Grafik: copy; 2016 by Schattenblick


Heinrich Böll und die Konfrontation mit der Springer-Presse

Gespräch mit Rolf Becker am 18. Oktober 2016 in Hamburg-St. Georg - Teil 5

Wir erfahren im fünften Teil des Gesprächs zunächst, wie Rolf Becker begann, die Arbeitskämpfe bei den Bremer Klöckner-Stahlwerken zu unterstützen, dabei an politischen Auseinandersetzungen teilzunehmen und sich im gewerkschaftlichen Bereich einzubringen. Dann schildert er seine Begegnung mit Heinrich Böll, ihre gemeinsamen Diskussionen und insbesondere die Erfahrungen mit der damaligen Einschränkung der Pressefreiheit, die der Schriftsteller später in der Erzählung "Die verlorene Ehre der Katharina Blum" verarbeitete. Auch wie es schließlich zur Entfremdung von Böll kam, bleibt nicht unerwähnt.


Im Gespräch - Foto: © 2016 by Schattenblick

Rolf Becker
Foto: © 2016 by Schattenblick


Schattenblick: Auf den Aufbruch Ende der 60er Jahre folgte wenig später die Restauration repressiver Verhältnisse. In "Die verlorene Ehre der Katharina Blum" von 1975 klingt bereits der deutsche Herbst an. Wie hast du diese Zeit erlebt, in der die Hoffnung auf eine Veränderung zusehends ins Gegenteil verkehrt wurde?

Rolf Becker: Um auf diese Frage eingehen zu können, muss ich noch einmal auf die Zeit der Schülerunruhen in Bremen zurückkommen. Aus den Diskussionen mit Unterstützern der Proteste hatten sich Kontakte zu Kolleginnen und Kollegen anderer Gewerkschaften ergeben, in der IG Metall zu betrieblichen Vertretern - Vertrauensleuten und Betriebsräten - der damals etwa 6000 Beschäftigten der Klöckner-Stahlwerke. Im Betrieb entwickelte sich eine breite Opposition, die 1969 zum Träger der Septemberstreiks wurde, ausgelöst durch Rationalisierungsmaßnahmen mit der Folge von Lohnminderungen und Kürzung innerbetrieblicher Lohnzulagen.

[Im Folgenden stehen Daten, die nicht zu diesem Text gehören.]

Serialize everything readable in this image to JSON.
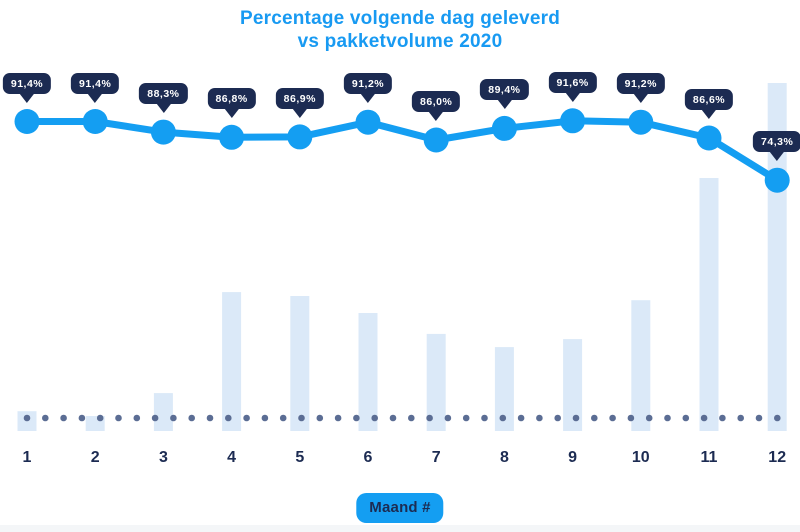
{
  "title": {
    "line1": "Percentage volgende dag geleverd",
    "line2": "vs pakketvolume 2020"
  },
  "x_axis": {
    "ticks": [
      "1",
      "2",
      "3",
      "4",
      "5",
      "6",
      "7",
      "8",
      "9",
      "10",
      "11",
      "12"
    ],
    "label_badge": "Maand #"
  },
  "chart_data": {
    "type": "line+bar combo",
    "title": "Percentage volgende dag geleverd vs pakketvolume 2020",
    "categories": [
      "1",
      "2",
      "3",
      "4",
      "5",
      "6",
      "7",
      "8",
      "9",
      "10",
      "11",
      "12"
    ],
    "series": [
      {
        "name": "Percentage volgende dag geleverd",
        "type": "line",
        "unit": "%",
        "values": [
          91.4,
          91.4,
          88.3,
          86.8,
          86.9,
          91.2,
          86.0,
          89.4,
          91.6,
          91.2,
          86.6,
          74.3
        ],
        "labels": [
          "91,4%",
          "91,4%",
          "88,3%",
          "86,8%",
          "86,9%",
          "91,2%",
          "86,0%",
          "89,4%",
          "91,6%",
          "91,2%",
          "86,6%",
          "74,3%"
        ]
      },
      {
        "name": "Pakketvolume 2020",
        "type": "bar",
        "values_note": "relative bar heights read from pixels, % of max (no y-axis shown)",
        "values": [
          5.7,
          4.3,
          10.9,
          39.9,
          38.8,
          33.9,
          27.9,
          24.1,
          26.4,
          37.6,
          72.7,
          100
        ]
      }
    ],
    "xlabel": "Maand #",
    "ylabel": "",
    "legend": "none",
    "grid": false,
    "baseline_style": "dotted row of slate dots under bars"
  },
  "colors": {
    "azure_line": "#149EF2",
    "title_blue": "#189AF2",
    "tooltip_navy": "#1C2B52",
    "bar_fill": "#DBE9F8",
    "dotted_baseline": "#5B6D94",
    "bottom_strip": "#F4F6F8",
    "tooltip_text": "#FFFFFF"
  }
}
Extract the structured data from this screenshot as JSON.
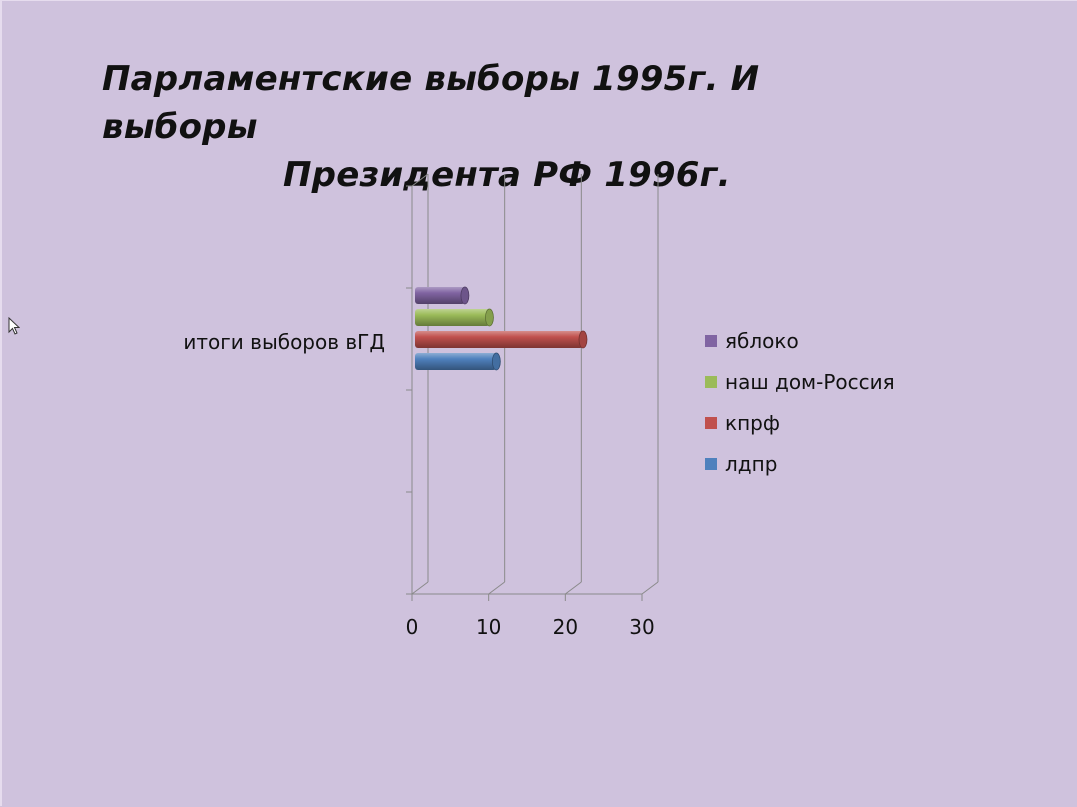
{
  "slide": {
    "title_line1": "Парламентские выборы 1995г. И выборы",
    "title_line2": "Президента РФ 1996г."
  },
  "chart_data": {
    "type": "bar",
    "orientation": "horizontal",
    "style": "3d-cylinder",
    "categories": [
      "итоги выборов вГД"
    ],
    "series": [
      {
        "name": "ЛДПР",
        "legend": "лдпр",
        "values": [
          11
        ],
        "color": "#4f81bd"
      },
      {
        "name": "КПРФ",
        "legend": "кпрф",
        "values": [
          22.3
        ],
        "color": "#c0504d"
      },
      {
        "name": "Наш дом-Россия",
        "legend": "наш дом-Россия",
        "values": [
          10.1
        ],
        "color": "#9bbb59"
      },
      {
        "name": "Яблоко",
        "legend": "яблоко",
        "values": [
          6.9
        ],
        "color": "#8064a2"
      }
    ],
    "legend_order": [
      "яблоко",
      "наш дом-Россия",
      "кпрф",
      "лдпр"
    ],
    "xlim": [
      0,
      30
    ],
    "xticks": [
      "0",
      "10",
      "20",
      "30"
    ],
    "grid": true,
    "legend_position": "right"
  }
}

Besonderen Einfluss innerhalb der IG Metall bei Klöckner hatte neben SPD und DKP die Gruppe Arbeiterpolitik mit dem "Mitmischer" als Betriebszeitung. Mit diesen Kolleginnen und Kollegen kam ich damals in Kontakt. Die Älteren unter ihnen kamen aus der Arbeiterbewegung der Weimarer Zeit und aus dem Widerstand gegen den Faschismus des 3. Reiches, einige hatten noch dem Spartakus-Bund angehört. Die Erfahrungen, die sie weitergaben, waren für mich eine wesentliche Voraussetzung, Geschichte und Gegenwart besser zu verstehen. Ich begann Marx, Engels und andere Autoren der Arbeiterbewegung systematisch, zugleich kritisch zu lesen, mir ein theoretisches Fundament zu erarbeiten. Und lernte zugleich, wie notwendig es ist, wenn irgend möglich "vor Ort" zu gehen, mich unterstützend zu beteiligen an Arbeitskämpfen, teilzunehmen an politischen Auseinandersetzungen, mich einzubringen im gewerkschaftlichen Bereich. Vor-Ort-sein führt nicht nur zur engeren Verbindung mit den an Protest und Widerstand Beteiligten, sondern auch zum kritischen Wahrnehmen der Berichterstattung in den Medien. Dazu später mehr.

Heinrich Böll lernte ich 1969 in Berlin kennen, als wir sein "Nicht nur zur Weihnachtszeit" fürs Fernsehen drehten. Die Drehzeit war während der Wochen, in denen die Studentenunruhen polizeilich niedergeknüppelt wurden. Erst drehen, dann demonstrieren, vor allem am Wochenende, gelegentliche Prügel gingen glücklicherweise ohne Gesichtsverletzungen ab.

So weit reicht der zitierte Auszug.